Он же оправдывал этот режим! Более того, впрямую с ним сотрудничал! Не он ли писал в 1934-м – и не в официальном заявлении, а в письме родному отцу! – «Я стал частицей своего времени и государства, и его интересы стали моими»? Не он ли в том же году стал членом правления Союза советских писателей, сидел на их Первом съезде, выступал там с речью? На этом самом Первом съезде о нём говорили как о «ведущем советском современном поэте» («лучший, талантливейший поэт эпохи» к тому времени успел уже застрелиться). Сам Сталин тремя годами раньше, в 1931-м, советовался с ним по телефону, раздумывая, погубить ли ему Мандельштама сейчас или несколько позже. «Но ведь он мастер, мастер?!», – настаивал Вождь. А Пастернак, вместо того чтобы отстоять собрата-поэта, что-то мямлил в ответ: «Дело не в этом…», – и предлагал убийце встретиться и поговорить о жизни и смерти. Его даже не посадили. Тогда как всех настоящих поэтов – или, по крайней мере, их близких – непременно сажали.

А вы бы что ответили Иосифу Виссарионовичу, будучи разбужены телефонным звонком посреди ночи?
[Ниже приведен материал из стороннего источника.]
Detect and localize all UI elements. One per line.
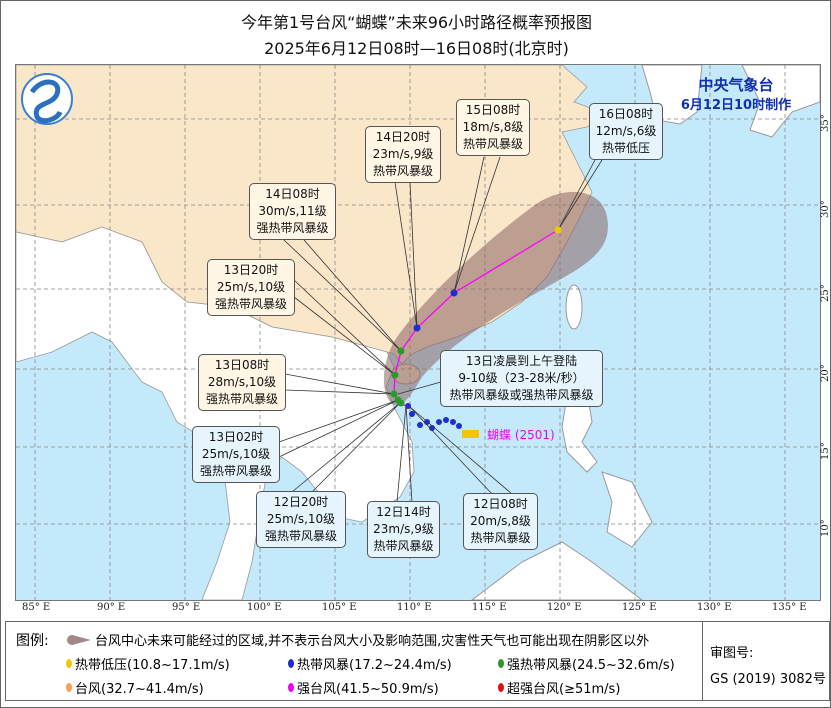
longitude-label: 115° E bbox=[472, 602, 507, 613]
legend: 图例: 台风中心未来可能经过的区域,并不表示台风大小及影响范围,灾害性天气也可能… bbox=[5, 621, 830, 701]
cone-swatch-icon bbox=[67, 634, 91, 645]
green-dot-icon bbox=[498, 659, 504, 668]
latitude-label: 35° N bbox=[820, 114, 831, 132]
callout-12d20: 12日20时 25m/s,10级 强热带风暴级 bbox=[256, 491, 346, 548]
longitude-label: 110° E bbox=[397, 602, 432, 613]
cma-logo bbox=[21, 73, 73, 125]
borneo-land bbox=[471, 541, 643, 600]
callout-14d08: 14日08时 30m/s,11级 强热带风暴级 bbox=[249, 183, 336, 240]
callout-leaders bbox=[278, 156, 603, 503]
latitude-label: 25° N bbox=[820, 284, 831, 302]
legend-item-sty: 强台风(41.5~50.9m/s) bbox=[288, 678, 439, 697]
landfall-callout: 13日凌晨到上午登陆 9-10级（23-28米/秒） 热带风暴级或强热带风暴级 bbox=[440, 350, 603, 407]
callout-13d20: 13日20时 25m/s,10级 强热带风暴级 bbox=[207, 259, 295, 316]
longitude-label: 100° E bbox=[247, 602, 282, 613]
latitude-label: 30° N bbox=[820, 200, 831, 218]
longitude-label: 120° E bbox=[547, 602, 582, 613]
agency-name: 中央气象台 bbox=[698, 76, 774, 94]
longitude-label: 95° E bbox=[172, 602, 201, 613]
map-subtitle: 2025年6月12日08时—16日08时(北京时) bbox=[264, 39, 569, 58]
callout-13d02: 13日02时 25m/s,10级 强热带风暴级 bbox=[192, 426, 280, 483]
review-label: 审图号: bbox=[710, 646, 754, 661]
longitude-label: 85° E bbox=[22, 602, 51, 613]
forecast-points bbox=[390, 226, 562, 407]
philippines-south-land bbox=[601, 471, 653, 548]
callout-12d14: 12日14时 23m/s,9级 热带风暴级 bbox=[367, 501, 440, 558]
longitude-label: 130° E bbox=[697, 602, 732, 613]
blue-dot-icon bbox=[288, 659, 294, 668]
map-title: 今年第1号台风“蝴蝶”未来96小时路径概率预报图 bbox=[240, 13, 593, 32]
taiwan-island bbox=[565, 284, 583, 330]
orange-dot-icon bbox=[66, 683, 72, 692]
callout-13d08: 13日08时 28m/s,10级 强热带风暴级 bbox=[198, 354, 286, 411]
red-dot-icon bbox=[498, 683, 504, 692]
callout-15d08: 15日08时 18m/s,8级 热带风暴级 bbox=[456, 99, 530, 156]
longitude-label: 125° E bbox=[622, 602, 657, 613]
legend-cone-text: 台风中心未来可能经过的区域,并不表示台风大小及影响范围,灾害性天气也可能出现在阴… bbox=[95, 634, 650, 649]
probability-cone bbox=[383, 191, 608, 406]
legend-item-sts: 强热带风暴(24.5~32.6m/s) bbox=[498, 654, 675, 673]
review-number: GS (2019) 3082号 bbox=[710, 672, 826, 687]
longitude-label: 90° E bbox=[97, 602, 126, 613]
typhoon-name-label: 蝴蝶 (2501) bbox=[487, 428, 555, 442]
yellow-dot-icon bbox=[66, 659, 72, 668]
legend-item-ts: 热带风暴(17.2~24.4m/s) bbox=[288, 654, 452, 673]
issue-time: 6月12日10时制作 bbox=[680, 98, 792, 113]
longitude-label: 105° E bbox=[322, 602, 357, 613]
legend-item-td: 热带低压(10.8~17.1m/s) bbox=[66, 654, 230, 673]
latitude-label: 20° N bbox=[820, 364, 831, 382]
legend-cone: 台风中心未来可能经过的区域,并不表示台风大小及影响范围,灾害性天气也可能出现在阴… bbox=[66, 630, 649, 649]
latitude-label: 15° N bbox=[820, 442, 831, 460]
current-position-marker bbox=[462, 430, 479, 438]
magenta-dot-icon bbox=[288, 683, 294, 692]
longitude-label: 135° E bbox=[772, 602, 807, 613]
legend-item-ty: 台风(32.7~41.4m/s) bbox=[66, 678, 204, 697]
callout-16d08: 16日08时 12m/s,6级 热带低压 bbox=[589, 103, 663, 160]
legend-item-supertyphoon: 超强台风(≥51m/s) bbox=[498, 678, 620, 697]
callout-12d08: 12日08时 20m/s,8级 热带风暴级 bbox=[463, 493, 538, 550]
latitude-label: 10° N bbox=[820, 519, 831, 537]
legend-title: 图例: bbox=[16, 633, 49, 649]
past-track bbox=[405, 403, 462, 431]
callout-14d20: 14日20时 23m/s,9级 热带风暴级 bbox=[365, 126, 441, 183]
legend-divider bbox=[702, 622, 703, 700]
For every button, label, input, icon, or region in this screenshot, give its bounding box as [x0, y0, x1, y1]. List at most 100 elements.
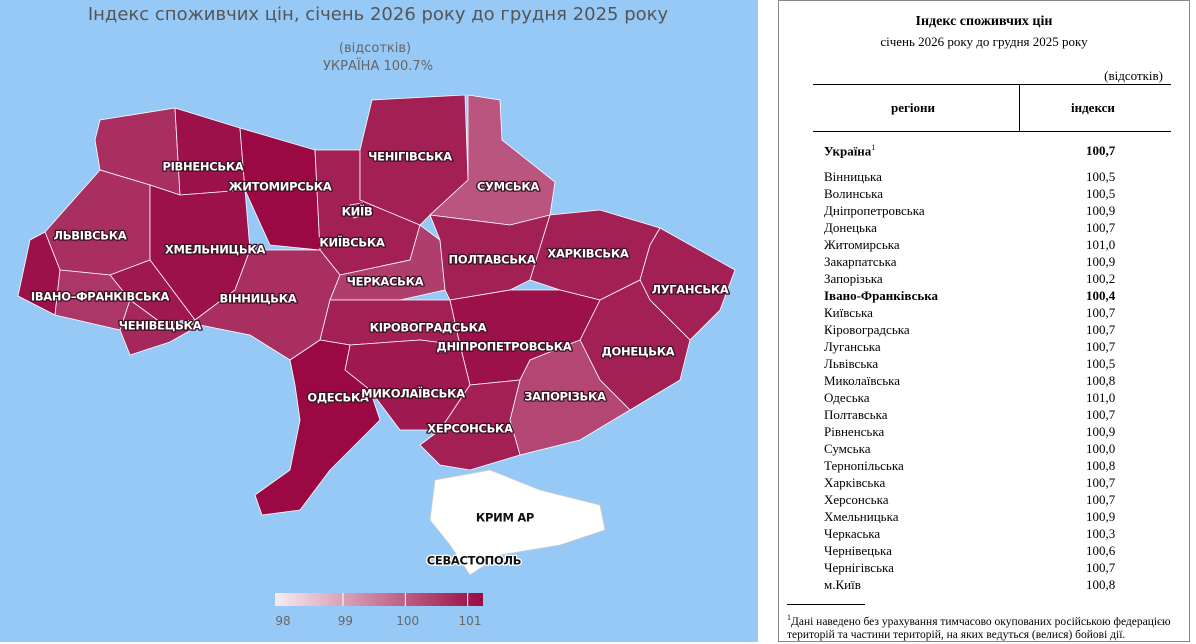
- index-value: 100,5: [1086, 356, 1116, 371]
- index-value: 100,7: [1086, 322, 1116, 337]
- region-label: ДОНЕЦЬКА: [602, 345, 675, 359]
- region-label: ОДЕСЬКА: [307, 391, 369, 405]
- column-header: індекси: [1071, 100, 1115, 115]
- index-value: 100,8: [1086, 458, 1116, 473]
- map-title: Індекс споживчих цін, січень 2026 року д…: [88, 4, 669, 25]
- table-row: Рівненська 100,9: [824, 424, 1124, 441]
- table-row: Івано-Франківська 100,4: [824, 288, 1124, 305]
- table-title: Індекс споживчих цін: [915, 14, 1053, 29]
- index-value: 100,9: [1086, 509, 1116, 524]
- region-name: Україна1: [824, 143, 876, 159]
- index-value: 100,6: [1086, 543, 1116, 558]
- region-label: КРИМ АР: [476, 511, 534, 525]
- region-name: Київська: [824, 305, 873, 320]
- table-row: Київська 100,7: [824, 305, 1124, 322]
- column-header: регіони: [891, 100, 935, 115]
- index-value: 100,7: [1086, 339, 1116, 354]
- index-value: 100,7: [1086, 407, 1116, 422]
- region-label: СУМСЬКА: [477, 180, 540, 194]
- region-name: Сумська: [824, 441, 871, 456]
- region-name: Рівненська: [824, 424, 885, 439]
- map-national: УКРАЇНА 100.7%: [323, 58, 433, 74]
- index-value: 100,7: [1086, 560, 1116, 575]
- region-label: ДНІПРОПЕТРОВСЬКА: [437, 340, 572, 354]
- table-row: м.Київ 100,8: [824, 577, 1124, 594]
- table-row: Чернігівська 100,7: [824, 560, 1124, 577]
- legend-bar: [275, 593, 483, 606]
- region-label: ВІННИЦЬКА: [220, 292, 297, 306]
- table-row: Тернопільська 100,8: [824, 458, 1124, 475]
- region: [254, 339, 381, 516]
- region-label: ІВАНО–ФРАНКІВСЬКА: [31, 290, 170, 304]
- index-value: 100,8: [1086, 577, 1116, 592]
- region-name: Івано-Франківська: [824, 288, 939, 303]
- footnote-text: Дані наведено без урахування тимчасово о…: [787, 615, 1171, 641]
- region-name: Харківська: [824, 475, 886, 490]
- table-panel: Індекс споживчих цін січень 2026 року до…: [778, 0, 1190, 642]
- index-value: 100,9: [1086, 254, 1116, 269]
- region-label: ЧЕНІГІВСЬКА: [368, 150, 452, 164]
- region-label: КИЇВСЬКА: [319, 235, 385, 250]
- index-value: 100,2: [1086, 271, 1116, 286]
- index-value: 100,0: [1086, 441, 1116, 456]
- region: [349, 202, 367, 219]
- table-row: Дніпропетровська 100,9: [824, 203, 1124, 220]
- table-row: Волинська 100,5: [824, 186, 1124, 203]
- region-name: Донецька: [824, 220, 877, 235]
- regions: [17, 94, 736, 576]
- region-name: Херсонська: [824, 492, 889, 507]
- legend-label: 101: [459, 614, 482, 628]
- region-name: Черкаська: [824, 526, 881, 541]
- map: Індекс споживчих цін, січень 2026 року д…: [0, 0, 758, 642]
- note-mark: 1: [871, 143, 876, 152]
- region-label: ХЕРСОНСЬКА: [427, 422, 513, 436]
- region-name: Волинська: [824, 186, 883, 201]
- table-row: Вінницька 100,5: [824, 169, 1124, 186]
- region-name: Миколаївська: [824, 373, 901, 388]
- region-label: ХМЕЛЬНИЦЬКА: [165, 243, 266, 257]
- region-name: Львівська: [824, 356, 879, 371]
- region-label: ЧЕНІВЕЦЬКА: [119, 319, 202, 333]
- index-value: 100,7: [1086, 492, 1116, 507]
- region-name: Полтавська: [824, 407, 888, 422]
- region-name: Закарпатська: [824, 254, 897, 269]
- index-value: 100,7: [1086, 305, 1116, 320]
- index-value: 100,7: [1086, 475, 1116, 490]
- region-label: СЕВАСТОПОЛЬ: [427, 554, 521, 568]
- rule: [813, 131, 1171, 132]
- region-name: Чернігівська: [824, 560, 894, 575]
- table-row: Житомирська 101,0: [824, 237, 1124, 254]
- region-name: Одеська: [824, 390, 870, 405]
- index-value: 100,9: [1086, 203, 1116, 218]
- table-row: Черкаська 100,3: [824, 526, 1124, 543]
- map-unit: (відсотків): [339, 41, 411, 56]
- index-value: 100,7: [1086, 143, 1116, 158]
- table-row: Кіровоградська 100,7: [824, 322, 1124, 339]
- region: [239, 127, 321, 251]
- region-name: Хмельницька: [824, 509, 899, 524]
- table-row: Хмельницька 100,9: [824, 509, 1124, 526]
- index-value: 100,8: [1086, 373, 1116, 388]
- region: [419, 379, 521, 471]
- table-row: Луганська 100,7: [824, 339, 1124, 356]
- index-value: 100,3: [1086, 526, 1116, 541]
- table-row: Запорізька 100,2: [824, 271, 1124, 288]
- region-label: КИЇВ: [342, 204, 373, 219]
- region-name: Дніпропетровська: [824, 203, 925, 218]
- index-value: 101,0: [1086, 237, 1116, 252]
- region-name: Кіровоградська: [824, 322, 910, 337]
- region-label: ПОЛТАВСЬКА: [449, 253, 536, 267]
- rule: [1019, 84, 1020, 131]
- labels: РІВНЕНСЬКА ЖИТОМИРСЬКА ЧЕНІГІВСЬКА СУМСЬКА К…: [30, 148, 731, 569]
- table-row: Закарпатська 100,9: [824, 254, 1124, 271]
- region-name: Запорізька: [824, 271, 883, 286]
- table-row: Полтавська 100,7: [824, 407, 1124, 424]
- footnote: 1Дані наведено без урахування тимчасово …: [787, 611, 1189, 642]
- index-value: 101,0: [1086, 390, 1116, 405]
- table-row: Україна1 100,7: [824, 143, 1124, 160]
- table-subtitle: січень 2026 року до грудня 2025 року: [880, 34, 1088, 49]
- index-value: 100,4: [1086, 288, 1116, 303]
- region-label: КІРОВОГРАДСЬКА: [370, 321, 487, 335]
- region-name: Вінницька: [824, 169, 882, 184]
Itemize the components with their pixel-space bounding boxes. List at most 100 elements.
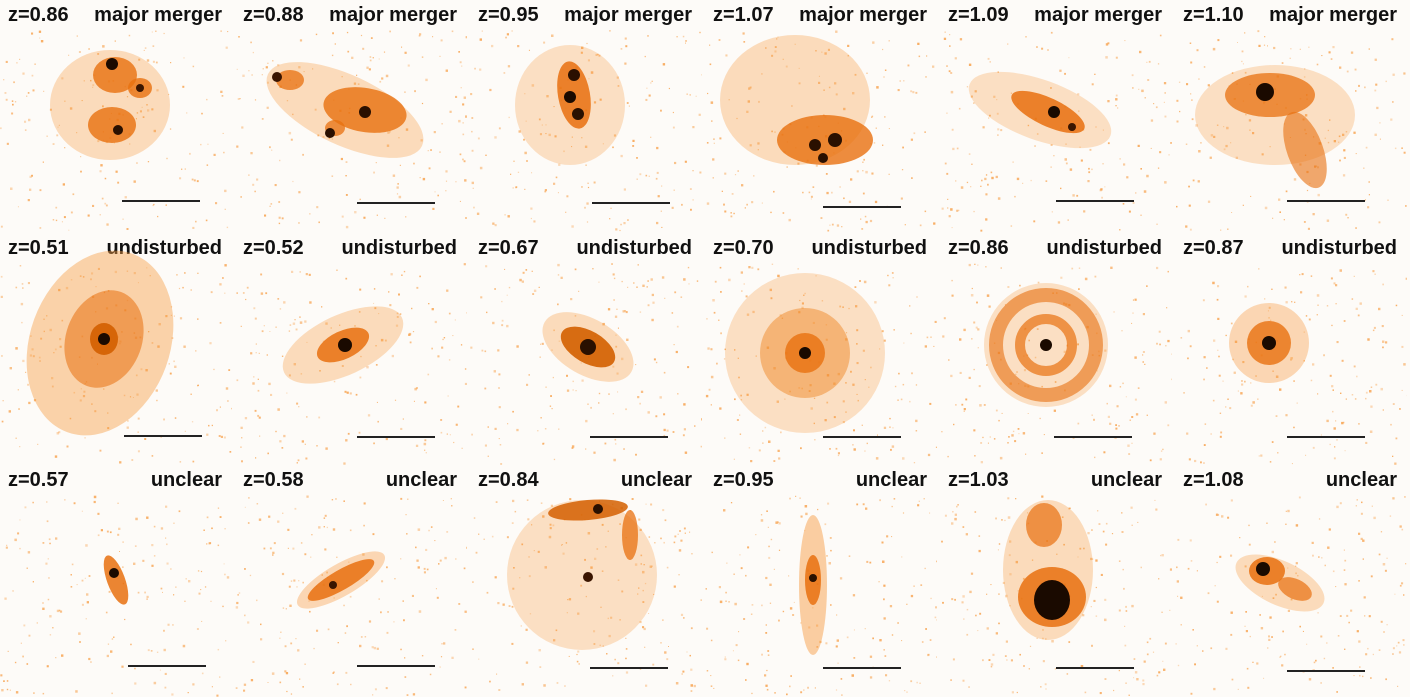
galaxy-panel: z=0.57 unclear <box>0 465 232 697</box>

Особенно если даже посреди ночи наделены острым чувством слова, и слово «мастер» в применении к поэту для вас мучительно своей неадекватностью и отсылает к виртуозу-парикмахеру?

Ведь речь-то действительно шла о жизни и смерти. А Вождю об этих предметах было раз и навсегда всё ясно, поэтому он и бросил трубку, оставив Бориса Леонидовича наедине с его невысказанными словами, его чувством вины, его пониманием жизни, которое волновало его собеседника в распоследнюю очередь, если волновало вообще. Если тот собеседник собирался с кем-то расправиться, в советчиках он уж точно не нуждался.

А Пастернак после этого разговора в буквальном смысле лишился сна на полгода.

«Он начал сам звонить в Кремль, – рассказывала потом с его слов Ольга Ивинская, – и умолять телефонистку соединить его со Сталиным… Ему отвечали, что соединить никак не могут, "товарищ Сталин занят". Он же беспомощно и взволнованно доказывал, что Сталин ему только что звонил и они не договорили, а это очень важно!

Взволнованный и возбужденный до крайности, он забегал по своей коммунальной квартире и всем встречным соседям говорил: "Я должен ему (то есть Сталину) написать, что вашим именем делаются несправедливости; вы не дали мне высказать до конца – ведь все неприятности, сейчас происходящие, связываются с вашим именем, вы должны в этом разобраться…"»1

Он действительно написал и отправил такое письмо, архаически уверенный в метафизическом праве поэта, нет, больше того, в долге его – говорить с властью на равных. Только ему не ответили.

Посетив с писательской делегацией «великие сталинские стройки», где использовался труд заключённых, он едва не сошёл с ума.

Кстати, своего сына Евгения он успешно отговорил становиться гуманитарием: считал, что в его время любая гуманитарная деятельность неминуемо связан с политикой, подлостью и враньем. Он этого не выносил.

Его, так и хочется сказать, угораздило родиться в историческую эпоху: в пору повышенного, катастрофического исторического движения.

При этом, чего он точно не делал, так это не устранялся от Истории. (Недаром он, одним падением в детстве с лошади выбитый, как говорил, сразу из двух будущих войн – у него после этого неправильно срослась нога, навсегда оставшись короче другой, и он был невоеннообязанным по инвалидности – во время Великой Отечественной добровольно пошёл в военные корреспонденты, о чём специально и настойчиво просил само правительство – на более низких уровнях ему разрешить не могли.) Он искренне старался понять историю, прочувствовать её, участвовать в ней – и поэтически, и человечески – платить за участие в ней самим собой. Вообще мне кажется, что слово «участие» – одно из ключевых слов к его жизни и личности.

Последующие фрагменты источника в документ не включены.